でも、「また来る」と言った事に、後悔はない。むしろ、感情に任せて敬太郎の家を出て来なくて、本当に良かったとホッとしているくらいだ。

 

「……なんなんだよ。これは」

 

 その日から、俺は敬太郎の家からパクってしまったその漫画を、繰り返し繰り返し読んでしまった。キモイキモイと思いながら、でも、直接、コレについて、敬太郎に尋ねる勇気もない。

 

 敬太郎が本当はどう思っているのか。

聞けねぇ以上、俺はコレからしか敬太郎の本当の気持ちを推測出来ないのだ。

 

「つーか、エロ過ぎだろ……」

 

 敬太郎の家には、毎日通っている。

 ただ、敬太郎への接し方が、かなりぎこちなくなっているのは確かだ。そのせいで、敬太郎も若干不審がってはいるようだ。でも、仕方がねぇだろ。

 

「だって、お前……俺の事が好きなんだろ」

 

 だから、俺と受験勉強をしようなんて言い出したんだろ?毎日毎日、馬鹿みたいに必死にプリント持って来て。喧嘩して傷だらけになる俺を心配して。

 

「……無理だぞ。俺は。男は無理だ。イセとのキスも、マジでキモかったし。無理だ。無理」

 

 俺に彼女が居るって知った時、お前どんな気持ちだったんだよ。だから、あの女が俺の家に来てるのを見た時、必死になって逃げたのか?

お前は傷ついたんだろ?

 

だから、お前は自分家で勉強しようなんて言ってきたんじゃねぇのか?

 

「……男同士なんて、ぜってーナイだろ」

 

 そう。毎晩毎晩、その漫画を読みながら、俺は自分に言い聞かせた。

キモい。ケツにつっこむなんて、マジでありえねぇ。なのに、何でコイツはこんなに気持ち良さそうなんだ。

 

「俺は……無理だかんな。敬太郎」

 

 そうやって、俺は敬太郎の気持ちは無視して、でも、幼馴染で居る為に、毎日敬太郎の家に向かうのは止めなかった。

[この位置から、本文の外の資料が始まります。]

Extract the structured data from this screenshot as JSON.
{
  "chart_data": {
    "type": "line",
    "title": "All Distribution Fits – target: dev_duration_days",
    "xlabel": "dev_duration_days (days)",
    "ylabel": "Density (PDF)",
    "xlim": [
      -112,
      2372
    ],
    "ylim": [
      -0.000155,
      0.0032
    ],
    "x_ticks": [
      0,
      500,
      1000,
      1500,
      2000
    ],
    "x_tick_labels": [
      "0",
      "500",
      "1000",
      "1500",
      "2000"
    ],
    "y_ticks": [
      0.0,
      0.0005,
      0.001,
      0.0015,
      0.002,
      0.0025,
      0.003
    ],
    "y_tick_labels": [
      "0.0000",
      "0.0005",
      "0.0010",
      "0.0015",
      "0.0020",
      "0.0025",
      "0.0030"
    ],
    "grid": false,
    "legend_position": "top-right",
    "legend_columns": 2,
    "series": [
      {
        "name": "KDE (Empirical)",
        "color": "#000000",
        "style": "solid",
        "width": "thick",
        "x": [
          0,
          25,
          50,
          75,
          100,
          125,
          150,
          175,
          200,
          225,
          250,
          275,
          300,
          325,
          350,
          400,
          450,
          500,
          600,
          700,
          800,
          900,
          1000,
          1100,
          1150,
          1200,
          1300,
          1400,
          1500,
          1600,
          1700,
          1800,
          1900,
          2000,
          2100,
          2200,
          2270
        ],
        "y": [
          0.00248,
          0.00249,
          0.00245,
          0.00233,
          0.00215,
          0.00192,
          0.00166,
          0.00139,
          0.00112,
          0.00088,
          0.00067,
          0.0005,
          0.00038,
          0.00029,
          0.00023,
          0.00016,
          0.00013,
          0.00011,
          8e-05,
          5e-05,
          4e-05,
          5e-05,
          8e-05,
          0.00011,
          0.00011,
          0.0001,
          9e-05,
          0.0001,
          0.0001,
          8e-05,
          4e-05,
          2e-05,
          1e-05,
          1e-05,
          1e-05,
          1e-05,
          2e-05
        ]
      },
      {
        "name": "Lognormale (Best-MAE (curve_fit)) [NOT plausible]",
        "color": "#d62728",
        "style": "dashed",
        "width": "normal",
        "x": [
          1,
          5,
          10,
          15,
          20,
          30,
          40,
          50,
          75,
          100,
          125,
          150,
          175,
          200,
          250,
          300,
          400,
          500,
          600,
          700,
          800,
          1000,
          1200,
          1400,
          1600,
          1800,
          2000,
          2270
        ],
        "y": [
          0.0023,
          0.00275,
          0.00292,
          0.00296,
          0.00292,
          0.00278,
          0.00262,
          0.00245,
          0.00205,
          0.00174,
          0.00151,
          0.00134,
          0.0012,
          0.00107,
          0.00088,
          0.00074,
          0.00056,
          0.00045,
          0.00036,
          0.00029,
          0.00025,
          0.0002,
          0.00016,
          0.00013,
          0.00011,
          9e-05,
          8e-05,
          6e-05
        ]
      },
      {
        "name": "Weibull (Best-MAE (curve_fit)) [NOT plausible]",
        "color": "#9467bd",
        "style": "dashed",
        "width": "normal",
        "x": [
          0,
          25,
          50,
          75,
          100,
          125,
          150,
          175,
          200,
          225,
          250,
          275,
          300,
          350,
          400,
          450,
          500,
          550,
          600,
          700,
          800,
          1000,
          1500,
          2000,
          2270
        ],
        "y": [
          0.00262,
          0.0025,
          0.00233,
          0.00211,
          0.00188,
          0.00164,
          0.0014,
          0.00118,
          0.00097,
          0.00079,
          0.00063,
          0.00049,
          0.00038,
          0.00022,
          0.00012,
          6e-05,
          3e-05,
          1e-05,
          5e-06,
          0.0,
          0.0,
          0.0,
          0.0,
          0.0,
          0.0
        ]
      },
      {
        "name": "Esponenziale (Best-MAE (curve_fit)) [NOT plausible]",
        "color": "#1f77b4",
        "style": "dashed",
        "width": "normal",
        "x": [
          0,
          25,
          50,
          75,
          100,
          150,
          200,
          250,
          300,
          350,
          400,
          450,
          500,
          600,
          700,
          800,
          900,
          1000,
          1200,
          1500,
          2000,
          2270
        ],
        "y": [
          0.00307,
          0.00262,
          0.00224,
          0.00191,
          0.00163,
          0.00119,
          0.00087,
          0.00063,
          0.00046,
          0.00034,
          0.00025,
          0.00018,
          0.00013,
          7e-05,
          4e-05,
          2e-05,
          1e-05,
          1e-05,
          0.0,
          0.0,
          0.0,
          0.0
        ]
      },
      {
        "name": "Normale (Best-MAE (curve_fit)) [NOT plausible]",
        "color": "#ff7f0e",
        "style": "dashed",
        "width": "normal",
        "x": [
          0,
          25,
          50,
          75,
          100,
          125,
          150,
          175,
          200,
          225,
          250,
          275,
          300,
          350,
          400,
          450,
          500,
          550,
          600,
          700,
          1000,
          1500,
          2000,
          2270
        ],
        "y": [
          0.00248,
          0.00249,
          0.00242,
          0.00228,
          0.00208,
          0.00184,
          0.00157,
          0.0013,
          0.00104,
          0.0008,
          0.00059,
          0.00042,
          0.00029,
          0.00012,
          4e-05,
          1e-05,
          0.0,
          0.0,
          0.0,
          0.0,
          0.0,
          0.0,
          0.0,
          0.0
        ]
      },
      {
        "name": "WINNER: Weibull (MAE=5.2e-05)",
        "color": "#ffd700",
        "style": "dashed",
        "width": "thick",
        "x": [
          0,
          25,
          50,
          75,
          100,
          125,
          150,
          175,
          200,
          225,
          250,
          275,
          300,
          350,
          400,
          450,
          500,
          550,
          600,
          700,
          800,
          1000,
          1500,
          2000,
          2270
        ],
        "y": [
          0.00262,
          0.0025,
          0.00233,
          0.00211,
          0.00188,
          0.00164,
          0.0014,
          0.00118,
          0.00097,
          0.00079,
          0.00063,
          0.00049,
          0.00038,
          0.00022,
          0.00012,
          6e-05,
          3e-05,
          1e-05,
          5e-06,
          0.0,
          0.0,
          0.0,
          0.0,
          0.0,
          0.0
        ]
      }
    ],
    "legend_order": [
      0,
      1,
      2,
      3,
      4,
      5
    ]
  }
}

 敬太郎には悪いが、俺は気付かないフリをして、幼馴染だけ続けさせてもらう。“幼馴染”だけなら一緒に居てやってもいいのだ。

 

 きっと、敬太郎もそれだけで嬉しい筈だろう。

 あの漫画の主人公も、そんな事を言っていた。悪いが、主導権は俺にある。だいたい、こういうのは惚れた方が負けなのだ。だから、俺の勝ちだ。完全勝利だ。

 

 

「敬太郎、お前は俺の“幼馴染”だ。それ以外はねぇ」

 

 

 そう、思っていた筈だったのに。